Legislation Includes Hoeven Provisions to Prohibit Missouri River Surplus Water Fees & Address Recreation Area Maintenance, Including for Lake Oahe and Lake Sakakawea

WASHINGTON – Senator John Hoeven, a member of the Senate Energy and Water Development Appropriations Committee, issued the following statement after helping to pass the Water Resources Development Act (WRDA) of 2022 as part of the National Defense Authorization Act (NDAA). Hoeven included the following North Dakota priorities in the legislation: 

  • Permanently extends a provision Hoeven originally secured in the 2014 WRDA bill that prohibits the U.S. Army Corps of Engineers from charging storage fees for water drawn from the Missouri River.
    • Hoeven had initially introduced his legislation as a standalone bill, theStates’ Water Rights Act.
  • Addresses deferred maintenance for recreation areas on Corps land: The bill includes Hoeven language requiring the Corps to report to Congress on the investments needed to support recreational activities on Corps lands, provide a plan to pay for deferred maintenance projects at Corps recreational areas and outline efforts to coordinate with state and local officials to improve recreational areas and facilities.
    • This builds on Hoeven’s efforts to ensure the Corps improves recreation areas, including repairs for boat ramps to ensure lake access, around Lake Sakakawea and Lake Oahe.
  • Extends authorization for the Corps’ Section 594 rural water program.
    • Hoeven has prioritized this program in annual appropriations bills to help smaller communities in North Dakota make needed improvements to their water and sewer systems. 

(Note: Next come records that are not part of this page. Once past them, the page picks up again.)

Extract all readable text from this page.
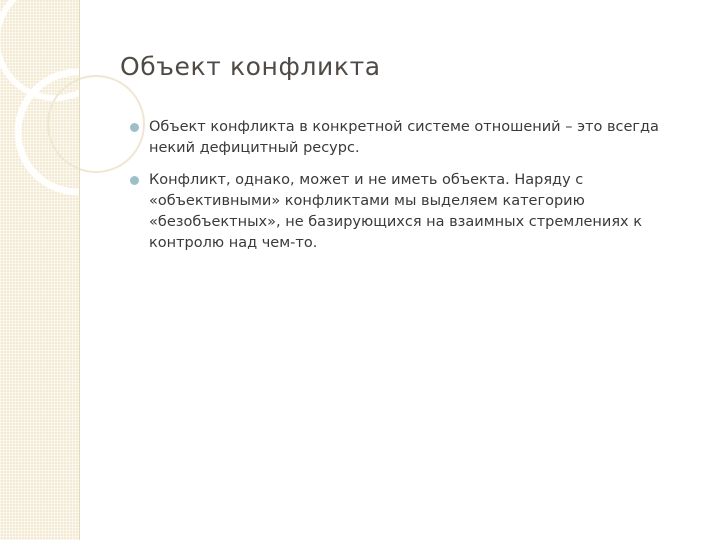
Объект конфликта
Объект конфликта в конкретной системе отношений – это всегда некий дефицитный ресурс.
Конфликт, однако, может и не иметь объекта. Наряду с «объективными» конфликтами мы выделяем категорию «безобъектных», не базирующихся на взаимных стремлениях к контролю над чем-то.
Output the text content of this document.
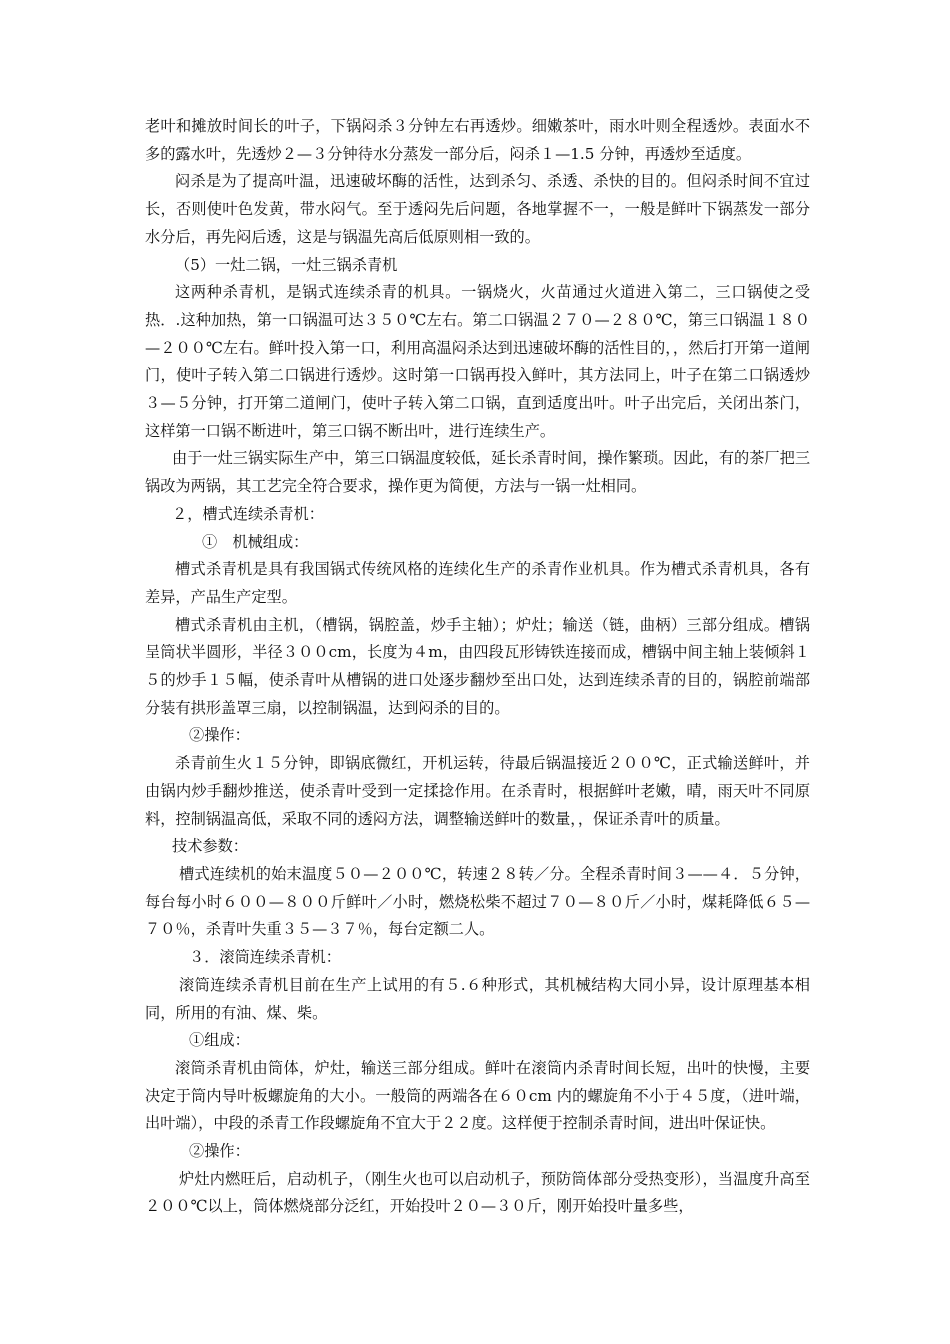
老叶和摊放时间长的叶子，下锅闷杀３分钟左右再透炒。细嫩茶叶，雨水叶则全程透炒。表面水不多的露水叶，先透炒２—３分钟待水分蒸发一部分后，闷杀１—1.5 分钟，再透炒至适度。

闷杀是为了提高叶温，迅速破坏酶的活性，达到杀匀、杀透、杀快的目的。但闷杀时间不宜过长，否则使叶色发黄，带水闷气。至于透闷先后问题，各地掌握不一，一般是鲜叶下锅蒸发一部分水分后，再先闷后透，这是与锅温先高后低原则相一致的。

（5）一灶二锅，一灶三锅杀青机

这两种杀青机，是锅式连续杀青的机具。一锅烧火，火苗通过火道进入第二，三口锅使之受热．.这种加热，第一口锅温可达３５０℃左右。第二口锅温２７０—２８０℃，第三口锅温１８０—２００℃左右。鲜叶投入第一口，利用高温闷杀达到迅速破坏酶的活性目的，，然后打开第一道闸门，使叶子转入第二口锅进行透炒。这时第一口锅再投入鲜叶，其方法同上，叶子在第二口锅透炒３—５分钟，打开第二道闸门，使叶子转入第二口锅，直到适度出叶。叶子出完后，关闭出茶门，这样第一口锅不断进叶，第三口锅不断出叶，进行连续生产。

由于一灶三锅实际生产中，第三口锅温度较低，延长杀青时间，操作繁琐。因此，有的茶厂把三锅改为两锅，其工艺完全符合要求，操作更为简便，方法与一锅一灶相同。

２，槽式连续杀青机：

①　机械组成：

槽式杀青机是具有我国锅式传统风格的连续化生产的杀青作业机具。作为槽式杀青机具，各有差异，产品生产定型。

槽式杀青机由主机，（槽锅，锅腔盖，炒手主轴）；炉灶；输送（链，曲柄）三部分组成。槽锅呈筒状半圆形，半径３００cm，长度为４m，由四段瓦形铸铁连接而成，槽锅中间主轴上装倾斜１５的炒手１５幅，使杀青叶从槽锅的进口处逐步翻炒至出口处，达到连续杀青的目的，锅腔前端部分装有拱形盖罩三扇，以控制锅温，达到闷杀的目的。

②操作：

杀青前生火１５分钟，即锅底微红，开机运转，待最后锅温接近２００℃，正式输送鲜叶，并由锅内炒手翻炒推送，使杀青叶受到一定揉捻作用。在杀青时，根据鲜叶老嫩，晴，雨天叶不同原料，控制锅温高低，采取不同的透闷方法，调整输送鲜叶的数量，，保证杀青叶的质量。

技术参数：

槽式连续机的始末温度５０—２００℃，转速２８转／分。全程杀青时间３——４．５分钟，每台每小时６００—８００斤鲜叶／小时，燃烧松柴不超过７０—８０斤／小时，煤耗降低６５—７０％，杀青叶失重３５—３７％，每台定额二人。

３．滚筒连续杀青机：

滚筒连续杀青机目前在生产上试用的有５.６种形式，其机械结构大同小异，设计原理基本相同，所用的有油、煤、柴。

①组成：

滚筒杀青机由筒体，炉灶，输送三部分组成。鲜叶在滚筒内杀青时间长短，出叶的快慢，主要决定于筒内导叶板螺旋角的大小。一般筒的两端各在６０cm 内的螺旋角不小于４５度，（进叶端，出叶端），中段的杀青工作段螺旋角不宜大于２２度。这样便于控制杀青时间，进出叶保证快。

②操作：

炉灶内燃旺后，启动机子，（刚生火也可以启动机子，预防筒体部分受热变形），当温度升高至２００℃以上，筒体燃烧部分泛红，开始投叶２０—３０斤，刚开始投叶量多些，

“We worked to include important priorities for North Dakota as part of the Water Resources Development Act,” said Hoeven. “The legislation helps advance water development projects in our state, like the Red River Valley Water Supply Project. We worked to include language to protect our state’s water rights by permanently prohibiting the Army Corps from charging states for water drawn from the Missouri River. At the same time, it continues our efforts to ensure the Army Corps addresses maintenance needs at recreation areas around Lake Sakakawea and Lake Oahe. We are pleased that this important legislation will now be signed into law.”